The first question is: why do you want to raise cattle? What is your objective? Maybe you just love cows. Perhaps you're trying to fulfill a childhood fascination with cowboys and the Old West. Some more practical reasons could be to provide a source of healthy more natural food (either dairy or beef) for your family, or to start a small side business to provide additional income. There are many valid reasons, and you most likely have a combination of motivations.
Regardless of what your motivation is, it will be helpful in making future decisions and working through problems if you honestly know why you are trying to raise cattle.

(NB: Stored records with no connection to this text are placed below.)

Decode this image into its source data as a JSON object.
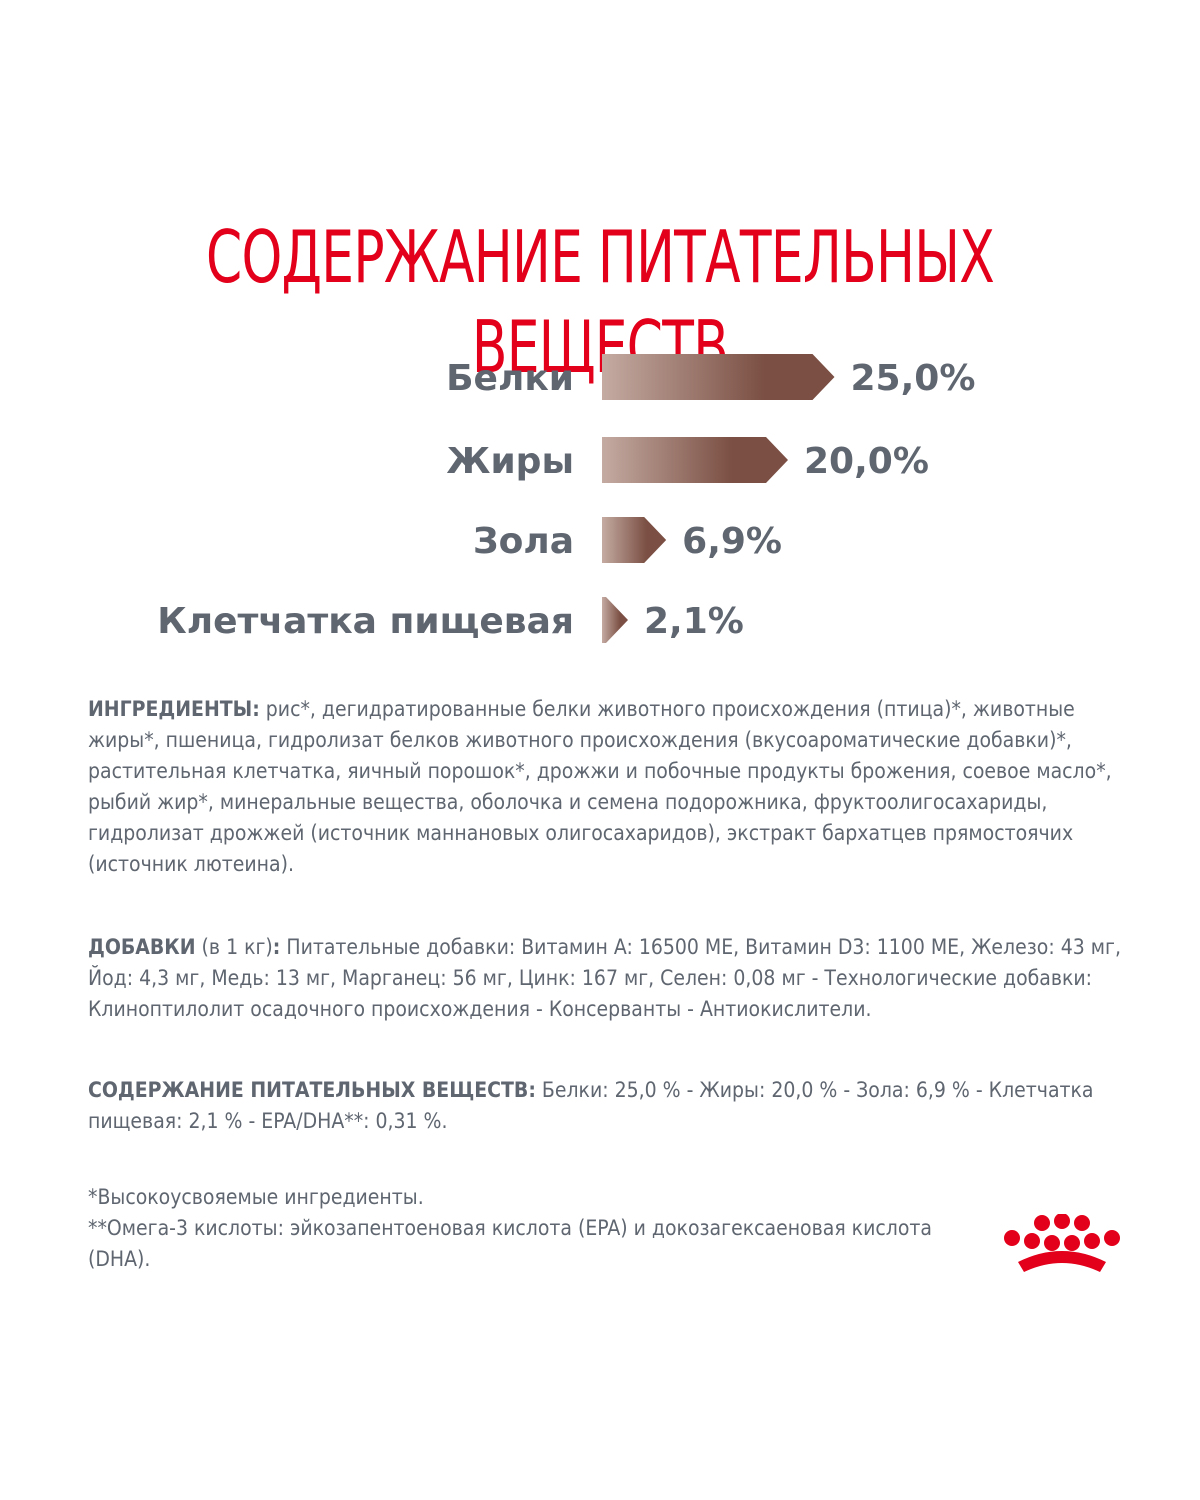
{
  "title": "СОДЕРЖАНИЕ ПИТАТЕЛЬНЫХ ВЕЩЕСТВ",
  "chart_data": {
    "type": "bar",
    "orientation": "horizontal",
    "categories": [
      "Белки",
      "Жиры",
      "Зола",
      "Клетчатка пищевая"
    ],
    "values": [
      25.0,
      20.0,
      6.9,
      2.1
    ],
    "value_labels": [
      "25,0%",
      "20,0%",
      "6,9%",
      "2,1%"
    ],
    "unit": "%",
    "title": "",
    "xlabel": "",
    "ylabel": "",
    "bar_gradient": [
      "#c4aba2",
      "#7b4f43"
    ],
    "label_color": "#5f6670"
  },
  "ingredients": {
    "label": "ИНГРЕДИЕНТЫ:",
    "text": " рис*, дегидратированные белки животного происхождения (птица)*, животные жиры*, пшеница, гидролизат белков животного происхождения (вкусоароматические добавки)*, растительная клетчатка, яичный порошок*, дрожжи и побочные продукты брожения, соевое масло*, рыбий жир*, минеральные вещества, оболочка и семена подорожника, фруктоолигосахариды, гидролизат дрожжей (источник маннановых олигосахаридов), экстракт бархатцев прямостоячих (источник лютеина)."
  },
  "additives": {
    "label": "ДОБАВКИ",
    "sub": " (в 1 кг)",
    "colon": ":",
    "text": " Питательные добавки: Витамин A: 16500 МЕ, Витамин D3: 1100 МЕ, Железо: 43 мг, Йод: 4,3 мг, Медь: 13 мг, Марганец: 56 мг, Цинк: 167 мг, Селен: 0,08 мг - Технологические добавки: Клиноптилолит осадочного происхождения - Консерванты - Антиокислители."
  },
  "nutrients": {
    "label": "СОДЕРЖАНИЕ ПИТАТЕЛЬНЫХ ВЕЩЕСТВ:",
    "text": " Белки: 25,0 % - Жиры: 20,0 % - Зола: 6,9 % - Клетчатка пищевая: 2,1 % - EPA/DHA**: 0,31 %."
  },
  "footnotes": [
    "*Высокоусвояемые ингредиенты.",
    "**Омега-3 кислоты: эйкозапентоеновая кислота (EPA) и докозагексаеновая кислота (DHA)."
  ],
  "brand_color": "#e2001a",
  "logo_icon": "royal-canin-crown-icon"
}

There are many horse facilities that have limited acreage and are well suited for cattle raising. However, there is no economic advantage to raising cattle on small acreage unless you have evolved your operation into one where you are selling embryos at a very nice premium. However, a small ranching property that is too large to economically mow (such as 40 acres) may benefit from having cattle graze on it. Many rural municipalities require that property owners control the weeds growing on their properties. Having a small cattle operation can help in this. Also some places having a minimum amount of cattle can qualify you for farming taxation which can be cheaper than leasing the property alone.
Because forage plays such a large part of the feeding regimen, cattle require two to three acres per animal on the small side in the southeast where temperatures allow for a spring and fall forage growing program. Going in any other geographical direction requires even larger land to cattle ratios and the feeding program becomes a financial drain that can be unmanageable.